A Comparison of Methods for the Attribution of Authorship of Popular Fiction

  1. 1. Fiona J. Tweedie

    University of Glasgow

  2. 2. Lisa Lena Opas-Hänninen

    University of Joensuu

In this poster we present the stylistic analysis of a number of popular fiction genres. Popular fiction generally receives less academic attention than literature, but its ability to draw the reader into the story is noteworthy. In previous work (Opas and Tweedie, 1999a, 1999b) we have examined measures of stance in an attempt to quantify this degree of reader involvement. In this paper we turn to measures used to discriminate between authors, in order to find consistent differences between genres and authors.

Textual Sources

We have taken texts from three distinct sources: romance novels, detective novels and American short stories. Our total corpus is 590,000 words. We have analysed romance novels published between 1990-1996 from the Harlequin Presents and Regency Romance series. We have also analysed Danielle Steel's works, which are classified as women's fiction or 'cross-overs'. The romance texts make up 245,000 words. The detective fiction part of our corpus is made up of popular contemporary female authors published in the 1990s, i.e. Cornwell, Grafton, James, Leon, Peters, and Rendell. Where an author has created many detectives, we chose the most well-known one to represent that author. Some of the detectives are male and others female and we expect them to express stance differently. These texts make up 295,000 words. Short stories were also taken from the works of Carver and Barth. These make up almost 50,000 words.

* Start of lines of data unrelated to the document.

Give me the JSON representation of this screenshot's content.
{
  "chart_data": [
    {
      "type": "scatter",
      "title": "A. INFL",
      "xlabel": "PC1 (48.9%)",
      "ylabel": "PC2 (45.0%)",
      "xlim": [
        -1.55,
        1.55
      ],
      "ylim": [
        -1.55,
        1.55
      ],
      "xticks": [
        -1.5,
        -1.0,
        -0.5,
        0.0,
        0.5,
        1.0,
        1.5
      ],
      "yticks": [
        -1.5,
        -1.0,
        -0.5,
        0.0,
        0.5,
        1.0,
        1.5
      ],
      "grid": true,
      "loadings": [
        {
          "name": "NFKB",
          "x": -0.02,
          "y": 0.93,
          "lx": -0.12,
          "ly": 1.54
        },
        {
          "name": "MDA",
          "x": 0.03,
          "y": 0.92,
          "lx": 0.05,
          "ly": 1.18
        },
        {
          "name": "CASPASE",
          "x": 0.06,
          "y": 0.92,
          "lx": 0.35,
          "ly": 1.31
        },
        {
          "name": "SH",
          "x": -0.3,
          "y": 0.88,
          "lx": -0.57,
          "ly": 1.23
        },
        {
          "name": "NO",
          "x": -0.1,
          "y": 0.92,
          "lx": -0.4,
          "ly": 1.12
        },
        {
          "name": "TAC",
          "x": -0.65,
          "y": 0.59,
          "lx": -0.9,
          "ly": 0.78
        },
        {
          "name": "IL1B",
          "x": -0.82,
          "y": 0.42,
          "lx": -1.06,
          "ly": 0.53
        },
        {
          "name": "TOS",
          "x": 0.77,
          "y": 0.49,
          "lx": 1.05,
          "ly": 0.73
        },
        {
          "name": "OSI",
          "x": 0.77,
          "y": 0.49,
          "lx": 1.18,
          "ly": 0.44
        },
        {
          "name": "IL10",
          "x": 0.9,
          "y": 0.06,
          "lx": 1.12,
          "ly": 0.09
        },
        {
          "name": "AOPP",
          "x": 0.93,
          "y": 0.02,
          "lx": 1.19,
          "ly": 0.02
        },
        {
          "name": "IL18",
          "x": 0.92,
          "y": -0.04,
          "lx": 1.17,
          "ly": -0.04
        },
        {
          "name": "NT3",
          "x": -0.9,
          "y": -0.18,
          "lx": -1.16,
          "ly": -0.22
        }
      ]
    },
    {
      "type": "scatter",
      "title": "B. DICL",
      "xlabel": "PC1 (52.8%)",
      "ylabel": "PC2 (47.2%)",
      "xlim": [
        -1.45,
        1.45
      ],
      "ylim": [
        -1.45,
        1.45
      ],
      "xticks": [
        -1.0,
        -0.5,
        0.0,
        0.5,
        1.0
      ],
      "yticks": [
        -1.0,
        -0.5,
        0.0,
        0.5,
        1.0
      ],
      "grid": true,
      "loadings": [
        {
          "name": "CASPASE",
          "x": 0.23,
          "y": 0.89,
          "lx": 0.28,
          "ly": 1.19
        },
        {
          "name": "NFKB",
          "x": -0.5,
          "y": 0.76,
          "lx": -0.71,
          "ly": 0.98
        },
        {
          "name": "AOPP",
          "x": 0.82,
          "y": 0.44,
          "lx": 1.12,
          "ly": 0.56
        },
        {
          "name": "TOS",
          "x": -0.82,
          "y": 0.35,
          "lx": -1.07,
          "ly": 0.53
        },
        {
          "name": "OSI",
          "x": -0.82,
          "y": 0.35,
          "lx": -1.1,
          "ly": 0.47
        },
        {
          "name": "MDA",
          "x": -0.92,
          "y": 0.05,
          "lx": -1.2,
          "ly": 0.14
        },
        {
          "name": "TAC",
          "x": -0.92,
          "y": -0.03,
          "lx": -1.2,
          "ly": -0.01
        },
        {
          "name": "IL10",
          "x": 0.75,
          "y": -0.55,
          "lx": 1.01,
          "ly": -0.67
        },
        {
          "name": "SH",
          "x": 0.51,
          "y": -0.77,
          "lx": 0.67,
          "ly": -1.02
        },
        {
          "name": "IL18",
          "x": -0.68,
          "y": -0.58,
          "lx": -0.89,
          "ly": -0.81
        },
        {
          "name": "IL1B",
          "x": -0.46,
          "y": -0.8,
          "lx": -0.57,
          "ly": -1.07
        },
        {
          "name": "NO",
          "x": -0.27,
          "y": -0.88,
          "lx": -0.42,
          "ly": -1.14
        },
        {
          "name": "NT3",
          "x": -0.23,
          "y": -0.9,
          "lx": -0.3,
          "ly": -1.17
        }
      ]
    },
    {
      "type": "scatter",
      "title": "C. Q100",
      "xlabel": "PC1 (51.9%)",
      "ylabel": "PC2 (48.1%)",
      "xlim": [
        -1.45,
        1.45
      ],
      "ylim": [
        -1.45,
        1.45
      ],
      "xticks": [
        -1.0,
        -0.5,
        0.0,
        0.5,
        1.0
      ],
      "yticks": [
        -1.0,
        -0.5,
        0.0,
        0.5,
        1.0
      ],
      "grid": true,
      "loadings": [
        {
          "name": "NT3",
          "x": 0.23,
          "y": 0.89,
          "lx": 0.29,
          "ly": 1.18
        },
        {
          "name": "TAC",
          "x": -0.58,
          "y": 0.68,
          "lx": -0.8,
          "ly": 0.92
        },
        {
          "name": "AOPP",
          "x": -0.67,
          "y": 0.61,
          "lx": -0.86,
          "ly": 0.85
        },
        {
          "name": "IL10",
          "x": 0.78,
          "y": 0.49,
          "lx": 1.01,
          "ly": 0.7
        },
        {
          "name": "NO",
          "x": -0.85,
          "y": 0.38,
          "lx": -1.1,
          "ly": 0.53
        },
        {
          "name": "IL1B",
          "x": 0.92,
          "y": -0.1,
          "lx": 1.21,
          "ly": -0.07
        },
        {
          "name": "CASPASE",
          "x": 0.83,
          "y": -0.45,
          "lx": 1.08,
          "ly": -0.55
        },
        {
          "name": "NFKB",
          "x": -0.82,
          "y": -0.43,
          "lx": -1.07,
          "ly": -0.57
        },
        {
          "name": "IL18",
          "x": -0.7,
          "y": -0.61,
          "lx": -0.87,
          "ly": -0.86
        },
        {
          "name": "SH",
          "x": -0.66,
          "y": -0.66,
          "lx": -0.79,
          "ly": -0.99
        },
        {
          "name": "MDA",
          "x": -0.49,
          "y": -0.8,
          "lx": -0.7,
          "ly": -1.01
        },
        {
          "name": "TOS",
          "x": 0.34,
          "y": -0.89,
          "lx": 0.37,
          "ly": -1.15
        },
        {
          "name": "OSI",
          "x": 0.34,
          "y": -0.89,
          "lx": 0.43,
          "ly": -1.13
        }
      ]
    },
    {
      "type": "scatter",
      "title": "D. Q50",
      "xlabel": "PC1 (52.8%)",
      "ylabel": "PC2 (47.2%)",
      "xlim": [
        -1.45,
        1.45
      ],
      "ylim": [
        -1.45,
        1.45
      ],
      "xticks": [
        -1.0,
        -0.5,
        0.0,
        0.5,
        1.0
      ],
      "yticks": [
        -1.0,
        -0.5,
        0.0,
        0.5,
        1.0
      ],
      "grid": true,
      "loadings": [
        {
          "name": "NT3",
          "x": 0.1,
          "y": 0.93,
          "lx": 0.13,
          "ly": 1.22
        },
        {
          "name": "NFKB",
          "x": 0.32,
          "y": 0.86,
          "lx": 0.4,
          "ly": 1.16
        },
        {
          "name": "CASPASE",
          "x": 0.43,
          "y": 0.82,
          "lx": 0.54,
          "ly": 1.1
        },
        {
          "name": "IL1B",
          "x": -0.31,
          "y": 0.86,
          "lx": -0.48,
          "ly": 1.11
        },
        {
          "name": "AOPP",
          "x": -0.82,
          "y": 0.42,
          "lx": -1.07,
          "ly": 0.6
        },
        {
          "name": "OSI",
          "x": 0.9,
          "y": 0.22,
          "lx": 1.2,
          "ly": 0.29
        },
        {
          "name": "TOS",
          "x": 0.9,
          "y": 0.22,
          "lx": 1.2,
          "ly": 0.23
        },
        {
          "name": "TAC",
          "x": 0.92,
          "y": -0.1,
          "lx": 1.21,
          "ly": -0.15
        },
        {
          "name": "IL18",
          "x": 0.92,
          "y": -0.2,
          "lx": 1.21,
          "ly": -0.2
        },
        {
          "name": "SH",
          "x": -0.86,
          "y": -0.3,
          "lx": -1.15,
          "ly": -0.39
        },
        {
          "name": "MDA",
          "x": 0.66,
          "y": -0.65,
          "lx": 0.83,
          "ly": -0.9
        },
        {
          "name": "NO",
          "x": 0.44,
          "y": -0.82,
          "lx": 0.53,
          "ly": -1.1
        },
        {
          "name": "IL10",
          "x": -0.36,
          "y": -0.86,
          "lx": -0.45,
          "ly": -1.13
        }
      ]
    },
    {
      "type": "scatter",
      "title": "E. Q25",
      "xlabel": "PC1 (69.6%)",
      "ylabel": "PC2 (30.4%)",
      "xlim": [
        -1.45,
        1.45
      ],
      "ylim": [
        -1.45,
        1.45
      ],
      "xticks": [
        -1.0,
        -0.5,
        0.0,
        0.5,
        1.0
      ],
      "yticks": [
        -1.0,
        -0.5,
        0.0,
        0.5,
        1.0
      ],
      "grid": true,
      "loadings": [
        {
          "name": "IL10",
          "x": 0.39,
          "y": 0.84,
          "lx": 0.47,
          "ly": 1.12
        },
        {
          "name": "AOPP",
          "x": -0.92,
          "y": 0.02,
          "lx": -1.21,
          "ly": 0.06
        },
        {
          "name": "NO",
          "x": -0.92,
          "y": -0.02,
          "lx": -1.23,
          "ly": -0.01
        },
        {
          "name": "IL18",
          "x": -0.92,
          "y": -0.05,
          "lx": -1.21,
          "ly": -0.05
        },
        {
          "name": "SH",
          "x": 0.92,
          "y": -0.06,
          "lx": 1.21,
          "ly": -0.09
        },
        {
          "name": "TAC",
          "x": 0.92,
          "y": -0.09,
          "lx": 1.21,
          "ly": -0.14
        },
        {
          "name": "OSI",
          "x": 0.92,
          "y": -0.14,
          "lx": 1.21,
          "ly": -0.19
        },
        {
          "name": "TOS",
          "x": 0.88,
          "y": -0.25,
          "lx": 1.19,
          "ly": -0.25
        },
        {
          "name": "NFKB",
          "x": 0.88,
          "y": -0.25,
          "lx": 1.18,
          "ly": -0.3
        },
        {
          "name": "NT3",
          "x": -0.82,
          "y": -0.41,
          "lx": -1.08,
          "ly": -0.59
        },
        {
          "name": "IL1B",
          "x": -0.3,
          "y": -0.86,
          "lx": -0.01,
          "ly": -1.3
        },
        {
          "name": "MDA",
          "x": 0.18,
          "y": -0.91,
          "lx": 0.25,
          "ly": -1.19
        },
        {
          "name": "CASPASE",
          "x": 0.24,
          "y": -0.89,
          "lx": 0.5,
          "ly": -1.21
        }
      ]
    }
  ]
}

We will compare and contrast the results from three analyses of these texts. The analyses are based on methods used in determining authorship: the frequency of the most common words, letter frequency and measures of vocabulary richness. The data from each of these procedures is then used in a principal components analysis in order to identify the most important elements.

1) Word frequencies The use of principal components analysis of the most common words to determine authorship was proposed by Burrows in 1988 and has become an essential tool for stylistic analysis. Here, the most commonly-occurring forty words were employed. Their frequencies were measured and standardised for text length. A principal components analysis was then carried out and the texts plotted in the principal components space. The first two principal components corresponded to 32.2% of the total variation. The first principal component separates the romantic Steel texts, with high negative scores, from the American short stories which have high positive scores. Detective stories by Sue Grafton and Patricia Cornwell also have high positive scores on this axis. The second principal component appears to act as a rough genre separator; romantic texts tend to have positive scores and all of the detective novels have negative scores. Consideration of a loadings plot indicates that the Steel texts use a high proportion of "she", "her" and "they", while the short stories use "at", "said" and "on". The Grafton and Cornwell texts are written in the first person and this is highlighted by their use of "me", "my" and "I".

2) Letter frequencies Ledger and Merriam use letter frequencies in their analysis of Shakespearean texts with remarkable success. Here we consider the relative frequencies of 'A' - 'Z', with capital and lower-case letters amalgamated. These 26 variables are then subjected to principal components analysis. The results are plotted in the first two dimensions of the principal components space which account for 34.5% of the total variation. In this analysis the separation is not as good as the word frequency analysis. The American texts tend to have high negative scores on the first principal component, while the texts by P. D. James have very high positive scores.

3) Measures of Vocabulary Richness A great number of measures of vocabulary richness have been proposed. Tweedie and Baayen (1998) carry out a review of these measures and find that two, K and Z, contain the vast majority of the information from the author's vocabulary. Yule's K measures the 'repeat-rate' used by the author, while Orlov's Z measures vocabulary richness in the sense of the number of different words used. We therefore plot the texts in the K-Z plane. As might be expected, the American short stories are found to have a low repeat rate and high vocabulary richness. The Steel texts have a higher richness than the other romantic texts, but the detective and romantic fiction texts are not separated by this analysis.

3. Conclusions

These three analyses offer views of different facets of the style of popular romantic and detective fiction. The genres are most clearly separated when the most common words are used as data, while the letter frequency analysis is, not surprisingly, more affected by the particular names of heroes or heroines. The measures of vocabulary richness distinguish clearly between the more popular texts and the short stories. At the conference we shall also present the analysis of markers of stance, used in Opas and Tweedie (1999a, 1999b).